I've done tons of googling regarding this issue and up to now I could not find any tutorial regarding integrating Struts2 and Spring Security.
My question is that How would I integrate Spring Security and Struts2?
Where I want certain actions or pages to be restricted, like the admin page/url should be accessed only by an administrator and other things like that if a user tried to accessed that page he or she would be redirected to another page.
Let's say you need to secure what's accessible on the /admin/*
path. You need to declare the Spring Security Filter in your web.xml
, the Struts filter should come after so that if you are accessing /admin
it will be Spring Security that handle the request first and will be able to let it pass or block it depending on the role of the user:
<filter>
<filter-name>springSecurityFilterChain</filter-name>
<filter-class>org.springframework.web.filter.DelegatingFilterProxy</filter-class>
</filter>
<filter-mapping>
<filter-name>springSecurityFilterChain</filter-name>
<url-pattern>/admin/*</url-pattern>
</filter-mapping>
<filter>
<filter-name>struts2</filter-name>
<filter-class>org.apache.struts2.dispatcher.FilterDispatcher</filter-class>
</filter>
<filter-mapping>
<filter-name>struts2</filter-name>
<url-pattern>/*</url-pattern>
</filter-mapping>
You then declare your spring security context:
<http>
<intercept-url pattern="/*" filters="none" />
<intercept-url pattern="/admin/**" access="ROLE_ADMIN" />
<intercept-url pattern="/**" access="IS_AUTHENTICATED_ANONYMOUSLY" />
<form-login login-page="/login" />
<logout logout-url="/logout" />
</http>
I propose that you use the struts2-convention
plugin so that URLs like /login
are bound automatically to a class named let's say com.foo.bar.actions.LoginAction
. Same for LogoutAction
Now what is under /admin/*
should be secured by Spring Security, and the rest should be forwarded directly to the Struts2 filter.
Finally, in your JSP you can check if someone is an Admin with:
<sec:authorize access="hasRole('ROLE_ADMIN')">
<p>you are an admin</p>
</sec:authorize>
The rest can be found in any Spring Security tutorial.
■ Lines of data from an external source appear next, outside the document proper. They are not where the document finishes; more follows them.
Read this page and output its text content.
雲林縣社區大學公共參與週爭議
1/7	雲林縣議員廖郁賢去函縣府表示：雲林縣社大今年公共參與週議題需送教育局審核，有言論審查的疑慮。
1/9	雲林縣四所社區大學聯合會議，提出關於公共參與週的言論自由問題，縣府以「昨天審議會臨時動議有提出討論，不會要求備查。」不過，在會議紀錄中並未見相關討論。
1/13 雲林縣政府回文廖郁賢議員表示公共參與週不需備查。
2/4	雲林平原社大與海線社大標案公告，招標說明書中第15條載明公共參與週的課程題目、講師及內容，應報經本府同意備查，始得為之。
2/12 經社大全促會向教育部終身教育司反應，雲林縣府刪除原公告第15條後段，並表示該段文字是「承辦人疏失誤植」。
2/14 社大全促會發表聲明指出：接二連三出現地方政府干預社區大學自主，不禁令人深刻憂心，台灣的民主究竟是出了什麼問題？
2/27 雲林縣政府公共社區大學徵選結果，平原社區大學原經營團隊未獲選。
What's really important is the order of the filters declaration, spring security must be first.
Edit: searching on google, there is also this link that can be of help for you.
This is actually very simple - Spring Security is web framework agnostic :)
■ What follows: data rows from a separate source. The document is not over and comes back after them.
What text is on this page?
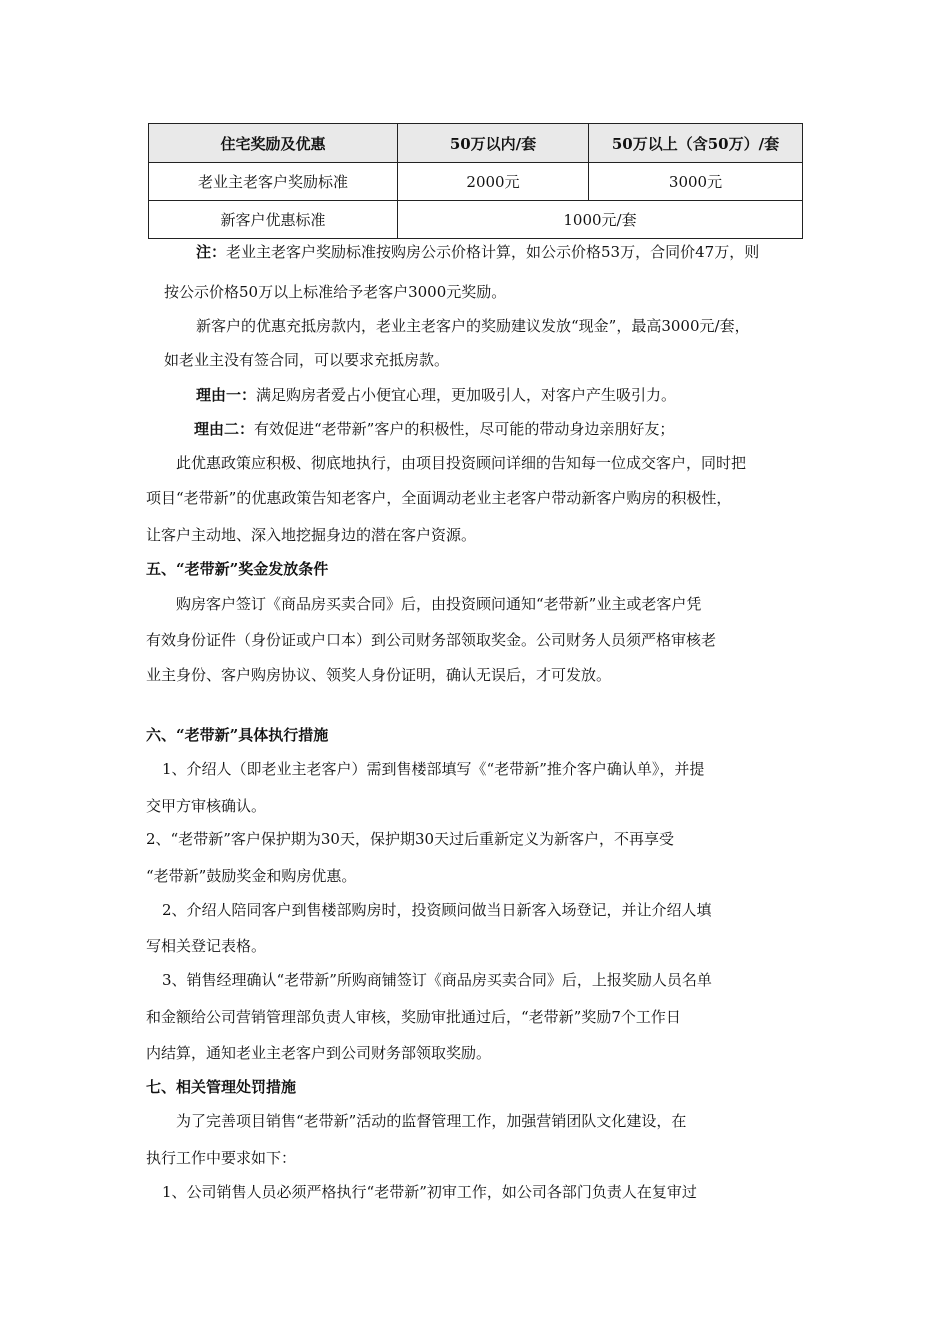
住宅奖励及优惠	50万以内/套	50万以上（含50万）/套
老业主老客户奖励标准	2000元	3000元
新客户优惠标准	1000元/套	
注：老业主老客户奖励标准按购房公示价格计算，如公示价格53万，合同价47万，则
按公示价格50万以上标准给予老客户3000元奖励。
新客户的优惠充抵房款内，老业主老客户的奖励建议发放“现金”，最高3000元/套，
如老业主没有签合同，可以要求充抵房款。
理由一：满足购房者爱占小便宜心理，更加吸引人，对客户产生吸引力。
理由二：有效促进“老带新”客户的积极性，尽可能的带动身边亲朋好友；
此优惠政策应积极、彻底地执行，由项目投资顾问详细的告知每一位成交客户，同时把
项目“老带新”的优惠政策告知老客户，全面调动老业主老客户带动新客户购房的积极性，
让客户主动地、深入地挖掘身边的潜在客户资源。
五、“老带新”奖金发放条件
购房客户签订《商品房买卖合同》后，由投资顾问通知“老带新”业主或老客户凭
有效身份证件（身份证或户口本）到公司财务部领取奖金。公司财务人员须严格审核老
业主身份、客户购房协议、领奖人身份证明，确认无误后，才可发放。
六、“老带新”具体执行措施
1、介绍人（即老业主老客户）需到售楼部填写《“老带新”推介客户确认单》，并提
交甲方审核确认。
2、“老带新”客户保护期为30天，保护期30天过后重新定义为新客户，不再享受
“老带新”鼓励奖金和购房优惠。
2、介绍人陪同客户到售楼部购房时，投资顾问做当日新客入场登记，并让介绍人填
写相关登记表格。
3、销售经理确认“老带新”所购商铺签订《商品房买卖合同》后，上报奖励人员名单
和金额给公司营销管理部负责人审核，奖励审批通过后，“老带新”奖励7个工作日
内结算，通知老业主老客户到公司财务部领取奖励。
七、相关管理处罚措施
为了完善项目销售“老带新”活动的监督管理工作，加强营销团队文化建设，在
执行工作中要求如下：
1、公司销售人员必须严格执行“老带新”初审工作，如公司各部门负责人在复审过
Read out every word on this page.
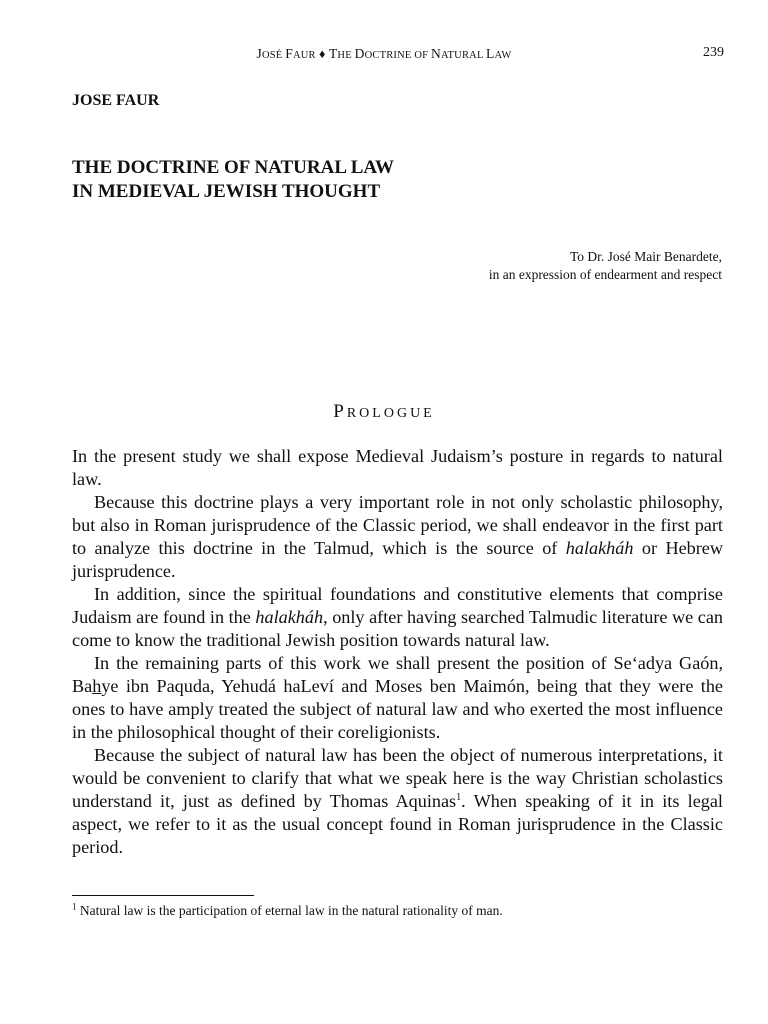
JOSÉ FAUR ♦ THE DOCTRINE OF NATURAL LAW	239
JOSE FAUR
THE DOCTRINE OF NATURAL LAW
IN MEDIEVAL JEWISH THOUGHT
To Dr. José Mair Benardete,
in an expression of endearment and respect
PROLOGUE

In the present study we shall expose Medieval Judaism’s posture in regards to natural law.

Because this doctrine plays a very important role in not only scholastic philosophy, but also in Roman jurisprudence of the Classic period, we shall endeavor in the first part to analyze this doctrine in the Talmud, which is the source of halakháh or Hebrew jurisprudence.

In addition, since the spiritual foundations and constitutive elements that comprise Judaism are found in the halakháh, only after having searched Talmudic literature we can come to know the traditional Jewish position towards natural law.

In the remaining parts of this work we shall present the position of Se‘adya Gaón, Bahye ibn Paquda, Yehudá haLeví and Moses ben Maimón, being that they were the ones to have amply treated the subject of natural law and who exerted the most influence in the philosophical thought of their coreligionists.

Because the subject of natural law has been the object of numerous interpretations, it would be convenient to clarify that what we speak here is the way Christian scholastics understand it, just as defined by Thomas Aquinas$^1$. When speaking of it in its legal aspect, we refer to it as the usual concept found in Roman jurisprudence in the Classic period.

$^1$ Natural law is the participation of eternal law in the natural rationality of man.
You need to define Spring Security filter chain - this is a Java Filter that should be mapped to all requests. The filter will check if the path requires any privilages and if so checks if user is logged in and has those privilages.
Simple setup example.
web.xml (insert to your existing one, alongside struts config):
<context-param>
<param-name>contextConfigLocation</param-name>
<param-value>
classpath:META-INF/spring/applicationContext-security.xml
</param-value>
</context-param>
<listener>
<listener-class>org.springframework.web.context.ContextLoaderListener</listener-class>
</listener>
<filter>
<filter-name>springSecurityFilterChain</filter-name>
<filter-class>org.springframework.web.filter.DelegatingFilterProxy</filter-class>
</filter>
<filter-mapping>
<filter-name>springSecurityFilterChain</filter-name>
<url-pattern>/*</url-pattern>
</filter-mapping>
Spring security configuration (in the file mentioned in web.xml in contextConfigLocation parameter):
<?xml version="1.0" encoding="UTF-8"?>
<beans:beans xmlns="http://www.springframework.org/schema/security"
xmlns:beans="http://www.springframework.org/schema/beans" xmlns:xsi="http://www.w3.org/2001/XMLSchema-instance"
xsi:schemaLocation="
http://www.springframework.org/schema/beans
http://www.springframework.org/schema/beans/spring-beans-3.1.xsd
http://www.springframework.org/schema/security
http://www.springframework.org/schema/security/spring-security-3.1.xsd">
<http pattern="/js/**" security="none" />
<http pattern="/css/**" security="none" />
<http pattern="/images/**" security="none" />
<http auto-config="false" use-expressions="true">
<http-basic/>
<intercept-url pattern="/**" access="hasRole('ROLE_USER')" />
<session-management session-fixation-protection="newSession" />
</http>
</beans:beans>
You may extend this as you wish - Spring's documentation is rather well written
You may go along an even simpler auto-config:
<http auto-config='true'>
<intercept-url pattern="/**" access="ROLE_USER" />
</http>
Above options secure your web-app per request path. You may want to secure the actions as well. Adding the below would get you going:
<global-method-security secured-annotations="enabled" pre-post-annotations="enabled" proxy-target-class = "true" />
Let me know what features you need and I can point you in a direction. Keep in mind that namespace config is not a silver bullet - if you need a very custom solution you might need to configure all the spring beans yourself, but the documentation explains this well.